ECLI:NL:RBDHA:2023:2291
Rechtbank Den Haag
- Voorlopige voorziening
- Rechtspraak.nl
Afwijzing verzoek voorlopige voorziening asielaanvraag
In deze zaak heeft de voorzieningenrechter van de Rechtbank Den Haag op 28 februari 2023 uitspraak gedaan in het kader van een verzoek om een voorlopige voorziening. Verzoeker, die een verblijfsvergunning asiel voor bepaalde tijd had aangevraagd, had tegen het besluit van de Staatssecretaris van Justitie en Veiligheid beroep ingesteld. Dit besluit, genomen op 10 januari 2023, wees de aanvraag af als kennelijk ongegrond. Verzoeker verzocht de voorzieningenrechter om een voorlopige voorziening, maar verscheen niet op de zitting op 3 februari 2023, waar de zaak samen met een andere zaak (NL23.1361) werd behandeld. De vertegenwoordiger van de Staatssecretaris was wel aanwezig.

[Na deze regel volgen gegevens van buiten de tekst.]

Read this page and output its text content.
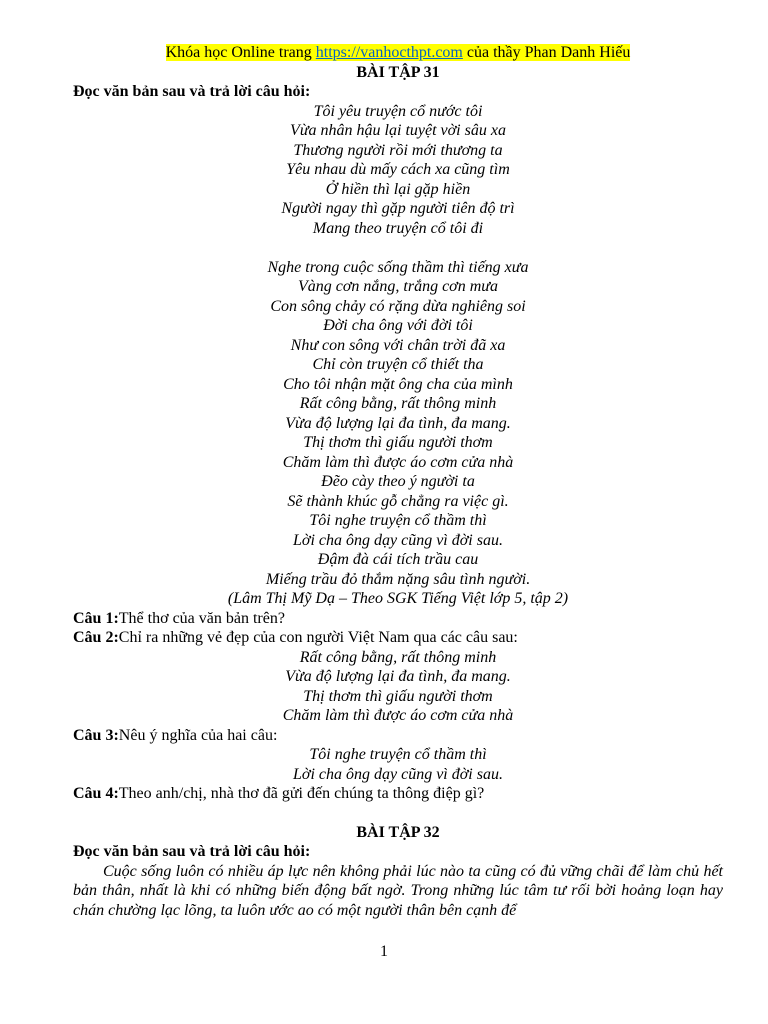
Khóa học Online trang https://vanhocthpt.com của thầy Phan Danh Hiếu
BÀI TẬP 31
Đọc văn bản sau và trả lời câu hỏi:
Tôi yêu truyện cổ nước tôi
Vừa nhân hậu lại tuyệt vời sâu xa
Thương người rồi mới thương ta
Yêu nhau dù mấy cách xa cũng tìm
Ở hiền thì lại gặp hiền
Người ngay thì gặp người tiên độ trì
Mang theo truyện cổ tôi đi
Nghe trong cuộc sống thầm thì tiếng xưa
Vàng cơn nắng, trắng cơn mưa
Con sông chảy có rặng dừa nghiêng soi
Đời cha ông với đời tôi
Như con sông với chân trời đã xa
Chỉ còn truyện cổ thiết tha
Cho tôi nhận mặt ông cha của mình
Rất công bằng, rất thông minh
Vừa độ lượng lại đa tình, đa mang.
Thị thơm thì giấu người thơm
Chăm làm thì được áo cơm cửa nhà
Đẽo cày theo ý người ta
Sẽ thành khúc gỗ chẳng ra việc gì.
Tôi nghe truyện cổ thầm thì
Lời cha ông dạy cũng vì đời sau.
Đậm đà cái tích trầu cau
Miếng trầu đỏ thắm nặng sâu tình người.
(Lâm Thị Mỹ Dạ – Theo SGK Tiếng Việt lớp 5, tập 2)
Câu 1:Thể thơ của văn bản trên?
Câu 2:Chỉ ra những vẻ đẹp của con người Việt Nam qua các câu sau:
Rất công bằng, rất thông minh
Vừa độ lượng lại đa tình, đa mang.
Thị thơm thì giấu người thơm
Chăm làm thì được áo cơm cửa nhà
Câu 3:Nêu ý nghĩa của hai câu:
Tôi nghe truyện cổ thầm thì
Lời cha ông dạy cũng vì đời sau.
Câu 4:Theo anh/chị, nhà thơ đã gửi đến chúng ta thông điệp gì?
BÀI TẬP 32
Đọc văn bản sau và trả lời câu hỏi:
Cuộc sống luôn có nhiều áp lực nên không phải lúc nào ta cũng có đủ vững chãi để làm chủ hết bản thân, nhất là khi có những biến động bất ngờ. Trong những lúc tâm tư rối bời hoảng loạn hay chán chường lạc lõng, ta luôn ước ao có một người thân bên cạnh để
1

De voorzieningenrechter overwoog dat, gezien de uitspraak in de andere zaak, een voorlopige voorziening niet meer nodig was. Daarom werd het verzoek om voorlopige voorziening afgewezen. Tevens werd er geen proceskostenveroordeling opgelegd, omdat daarvoor geen aanleiding bestond. De uitspraak werd gedaan door mr. J.Y.B. Jansen, in aanwezigheid van griffier mr. M.C. Drenten-Boon, en werd openbaar gemaakt via een geanonimiseerde publicatie op rechtspraak.nl. Tegen deze uitspraak staat geen hoger beroep of verzet open.